Recently, I was with a group of friends and someone asked how we would introduce ourselves if we were not allowed to mention our jobs. Many of us were stumped. Once you leave school and begin to build a career, your identity quietly becomes tied to what you do. Some professions even come with titles before your name — Doctor, Professor, Pastor — which only reinforces this. Even those without formal titles, like lawyers, sometimes insist on being called Counsel so-and-so.

But there is a fragility to that kind of identity.

It can be quite unsettling once you lose the job to which your sense of self was anchored. The phone stops ringing. No one is seeking your expertise. The invitations to conferences and workshops, where you were one of the panelists, begin to dry up. Who are you then?

Society does not always make this easier. People can be made to feel lesser for saying they are a stay-at-home mother or father. Our identity and even our sense of success are now so closely tied to what we do, and to the value the world attaches to it.

Beyond professional identity, there are also parts of identity that come into sharper focus when we change our environment.

Now that I live and work in Nairobi, when meeting new people I will often introduce myself as Rwandan, and they will usually share what they know or love about Rwanda or Rwandans. Yet while living in Rwanda, my identity was more likely to be tied to my family or my profession.

Similarly, if you were to move to a European or Asian country, you would probably become much more aware of your Africanness — because you would be part of a minority, and that is how many people would primarily see you.

I am also reminded of a T-shirt I often see in tourist shops in African countries I have visited, with the words: “My name is not Mzungu.”

The phrase alludes to how white people are commonly referred to in many African countries. The term itself is usually not pejorative, but I imagine the T-shirt came from the frustration of someone who wanted to be known by their actual name, rather than by a broad label attached to their race.

So who are you?

Are you your age, your job, your family, your tribe, your nationality, your religion?
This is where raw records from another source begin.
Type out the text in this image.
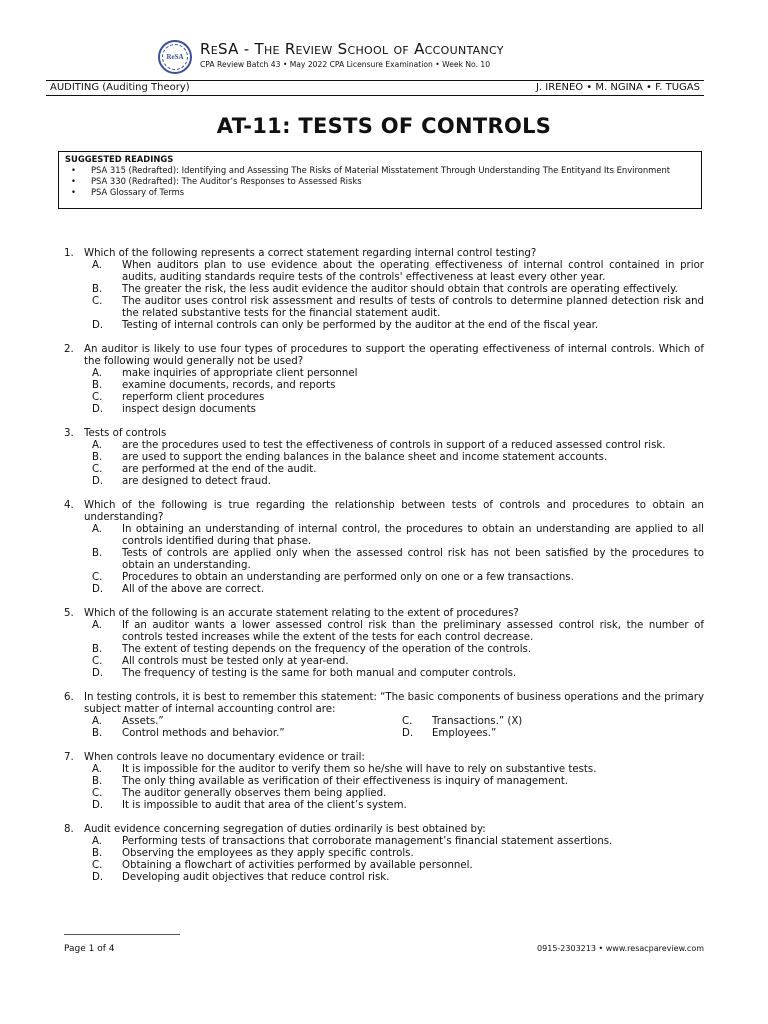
ReSA ReSA - The Review School of Accountancy
CPA Review Batch 43 • May 2022 CPA Licensure Examination • Week No. 10
AUDITING (Auditing Theory)	J. IRENEO • M. NGINA • F. TUGAS
AT-11: TESTS OF CONTROLS
SUGGESTED READINGS
• PSA 315 (Redrafted): Identifying and Assessing The Risks of Material Misstatement Through Understanding The Entityand Its Environment
• PSA 330 (Redrafted): The Auditor’s Responses to Assessed Risks
• PSA Glossary of Terms
1.	Which of the following represents a correct statement regarding internal control testing?
A.	When auditors plan to use evidence about the operating effectiveness of internal control contained in prior audits, auditing standards require tests of the controls' effectiveness at least every other year.
B.	The greater the risk, the less audit evidence the auditor should obtain that controls are operating effectively.
C.	The auditor uses control risk assessment and results of tests of controls to determine planned detection risk and the related substantive tests for the financial statement audit.
D.	Testing of internal controls can only be performed by the auditor at the end of the fiscal year.
2.	An auditor is likely to use four types of procedures to support the operating effectiveness of internal controls. Which of the following would generally not be used?
A.	make inquiries of appropriate client personnel
B.	examine documents, records, and reports
C.	reperform client procedures
D.	inspect design documents
3.	Tests of controls
A.	are the procedures used to test the effectiveness of controls in support of a reduced assessed control risk.
B.	are used to support the ending balances in the balance sheet and income statement accounts.
C.	are performed at the end of the audit.
D.	are designed to detect fraud.
4.	Which of the following is true regarding the relationship between tests of controls and procedures to obtain an understanding?
A.	In obtaining an understanding of internal control, the procedures to obtain an understanding are applied to all controls identified during that phase.
B.	Tests of controls are applied only when the assessed control risk has not been satisfied by the procedures to obtain an understanding.
C.	Procedures to obtain an understanding are performed only on one or a few transactions.
D.	All of the above are correct.
5.	Which of the following is an accurate statement relating to the extent of procedures?
A.	If an auditor wants a lower assessed control risk than the preliminary assessed control risk, the number of controls tested increases while the extent of the tests for each control decrease.
B.	The extent of testing depends on the frequency of the operation of the controls.
C.	All controls must be tested only at year-end.
D.	The frequency of testing is the same for both manual and computer controls.
6.	In testing controls, it is best to remember this statement: “The basic components of business operations and the primary subject matter of internal accounting control are:
A.	Assets.”	C.	Transactions.” (X)
B.	Control methods and behavior.”	D.	Employees.”
7.	When controls leave no documentary evidence or trail:
A.	It is impossible for the auditor to verify them so he/she will have to rely on substantive tests.
B.	The only thing available as verification of their effectiveness is inquiry of management.
C.	The auditor generally observes them being applied.
D.	It is impossible to audit that area of the client’s system.
8.	Audit evidence concerning segregation of duties ordinarily is best obtained by:
A.	Performing tests of transactions that corroborate management’s financial statement assertions.
B.	Observing the employees as they apply specific controls.
C.	Obtaining a flowchart of activities performed by available personnel.
D.	Developing audit objectives that reduce control risk.
Page 1 of 4	0915-2303213 • www.resacpareview.com
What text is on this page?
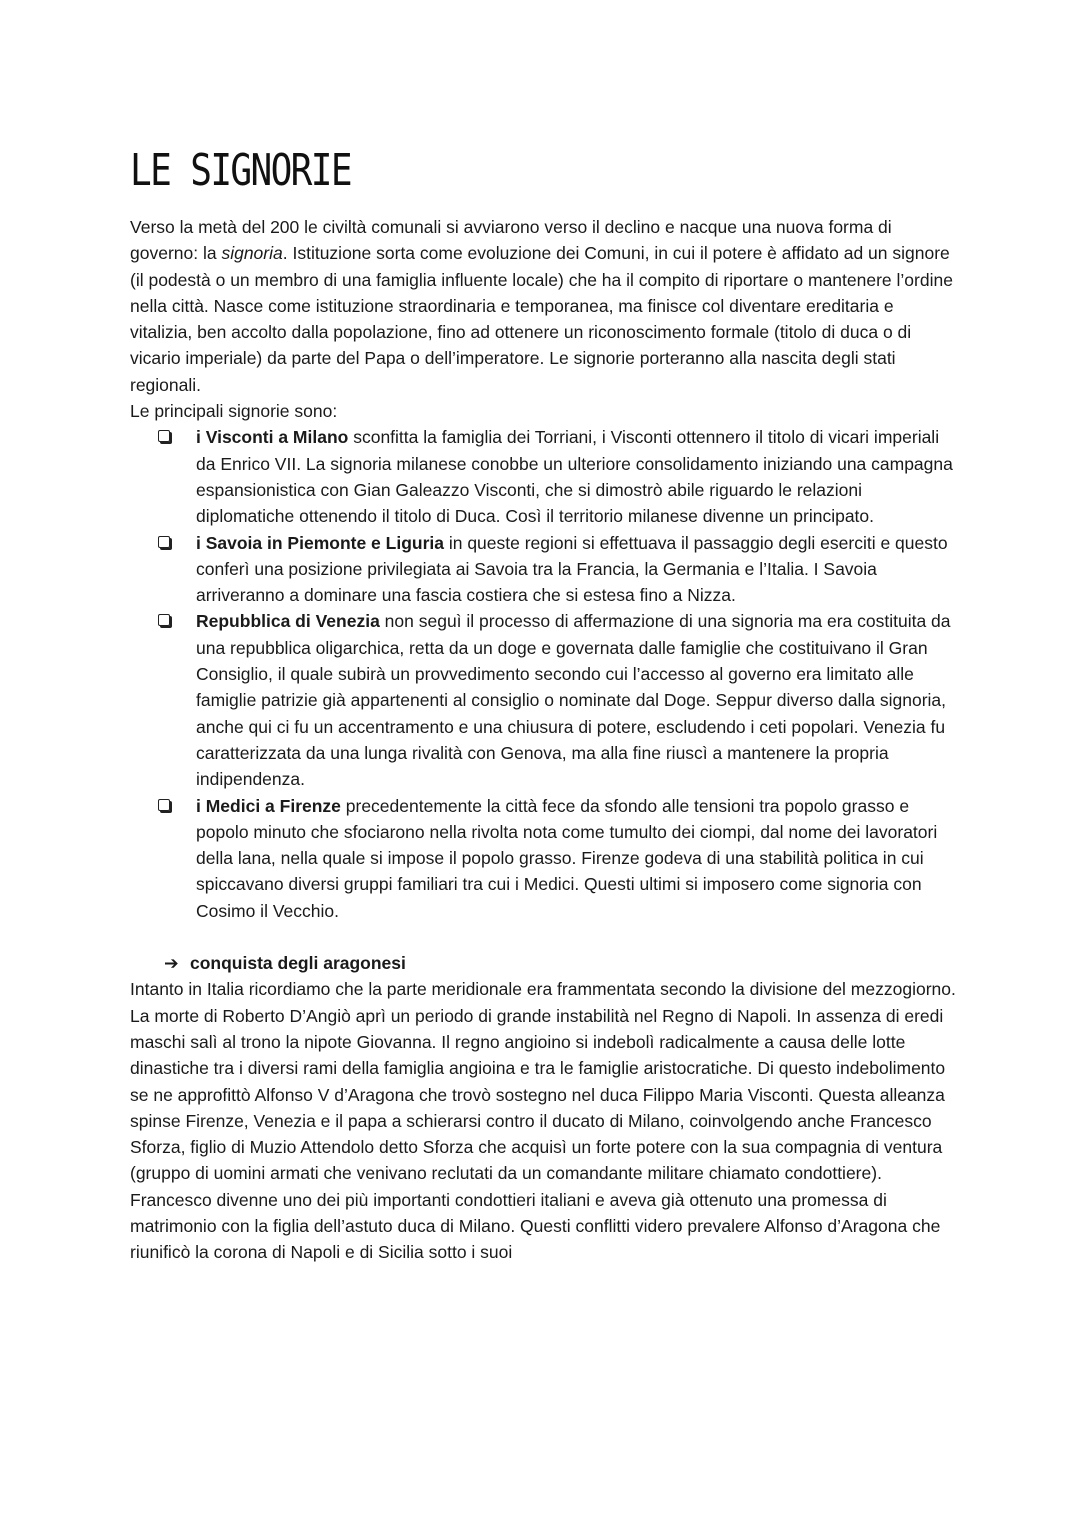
LE SIGNORIE

Verso la metà del 200 le civiltà comunali si avviarono verso il declino e nacque una nuova forma di governo: la signoria. Istituzione sorta come evoluzione dei Comuni, in cui il potere è affidato ad un signore (il podestà o un membro di una famiglia influente locale) che ha il compito di riportare o mantenere l’ordine nella città. Nasce come istituzione straordinaria e temporanea, ma finisce col diventare ereditaria e vitalizia, ben accolto dalla popolazione, fino ad ottenere un riconoscimento formale (titolo di duca o di vicario imperiale) da parte del Papa o dell’imperatore. Le signorie porteranno alla nascita degli stati regionali.

Le principali signorie sono:

i Visconti a Milano sconfitta la famiglia dei Torriani, i Visconti ottennero il titolo di vicari imperiali da Enrico VII. La signoria milanese conobbe un ulteriore consolidamento iniziando una campagna espansionistica con Gian Galeazzo Visconti, che si dimostrò abile riguardo le relazioni diplomatiche ottenendo il titolo di Duca. Così il territorio milanese divenne un principato.
i Savoia in Piemonte e Liguria in queste regioni si effettuava il passaggio degli eserciti e questo conferì una posizione privilegiata ai Savoia tra la Francia, la Germania e l’Italia. I Savoia arriveranno a dominare una fascia costiera che si estesa fino a Nizza.
Repubblica di Venezia non seguì il processo di affermazione di una signoria ma era costituita da una repubblica oligarchica, retta da un doge e governata dalle famiglie che costituivano il Gran Consiglio, il quale subirà un provvedimento secondo cui l’accesso al governo era limitato alle famiglie patrizie già appartenenti al consiglio o nominate dal Doge. Seppur diverso dalla signoria, anche qui ci fu un accentramento e una chiusura di potere, escludendo i ceti popolari. Venezia fu caratterizzata da una lunga rivalità con Genova, ma alla fine riuscì a mantenere la propria indipendenza.
i Medici a Firenze precedentemente la città fece da sfondo alle tensioni tra popolo grasso e popolo minuto che sfociarono nella rivolta nota come tumulto dei ciompi, dal nome dei lavoratori della lana, nella quale si impose il popolo grasso. Firenze godeva di una stabilità politica in cui spiccavano diversi gruppi familiari tra cui i Medici. Questi ultimi si imposero come signoria con Cosimo il Vecchio.
➔ conquista degli aragonesi

Intanto in Italia ricordiamo che la parte meridionale era frammentata secondo la divisione del mezzogiorno. La morte di Roberto D’Angiò aprì un periodo di grande instabilità nel Regno di Napoli. In assenza di eredi maschi salì al trono la nipote Giovanna. Il regno angioino si indebolì radicalmente a causa delle lotte dinastiche tra i diversi rami della famiglia angioina e tra le famiglie aristocratiche. Di questo indebolimento se ne approfittò Alfonso V d’Aragona che trovò sostegno nel duca Filippo Maria Visconti. Questa alleanza spinse Firenze, Venezia e il papa a schierarsi contro il ducato di Milano, coinvolgendo anche Francesco Sforza, figlio di Muzio Attendolo detto Sforza che acquisì un forte potere con la sua compagnia di ventura (gruppo di uomini armati che venivano reclutati da un comandante militare chiamato condottiere). Francesco divenne uno dei più importanti condottieri italiani e aveva già ottenuto una promessa di matrimonio con la figlia dell’astuto duca di Milano. Questi conflitti videro prevalere Alfonso d’Aragona che riunificò la corona di Napoli e di Sicilia sotto i suoi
I suspect you are probably all these things and more. But depending on the season and setting, one part of your identity may become more visible than the others.

Perhaps the challenge is remembering who you are when those labels change.


Comments

  1. Powerful and thought provoking presentation Richard. Indeed as the years go by and with changes as to where, when and how we are placed in society, a central meditation becomes the question of our own identity.

    Is our identity defined by where we are; by the community in which we are placed or by what centrally resonates with how we define ourselves? I consider this being the challenge with the shifting seasons of life. To consistently define ones identity not by the circumstances or the surrounding by what centrally defines ones existance.

    Careers change when one pivots, families change especially in these dynamic social times, even creed has been subject to the shifting sands of time especially when faced with life's circumstances that question what you truly believe.

    My submission on this my brother is that inherently as we were brought into this world there are gifts that we have been engraced with to add value to the world in which we are, the world which we shall leave behind. In nature, a tree is defined indeed by its fruit. A tree that produces mangoes is a mango tree. If clothes are hung on it, it does not cease to be a mango tree. It remains a mango tree. A great book says - they shall be known by their fruit. In the truest sense of identity, I consider the quest for and refinement of that fruit as the purest form of ones identity. I am a leader, I make bold decisions to give direction where others fear to. I am a voice, I speak and bring expression to what the heart and mind agree, and what the heart and mind disagree. The question of identity begets the question of fruit and the pursuit of identity being the endless refinement of that fruit to be served to this world and that somewhere the giver of this life and the source of identity is Glorified.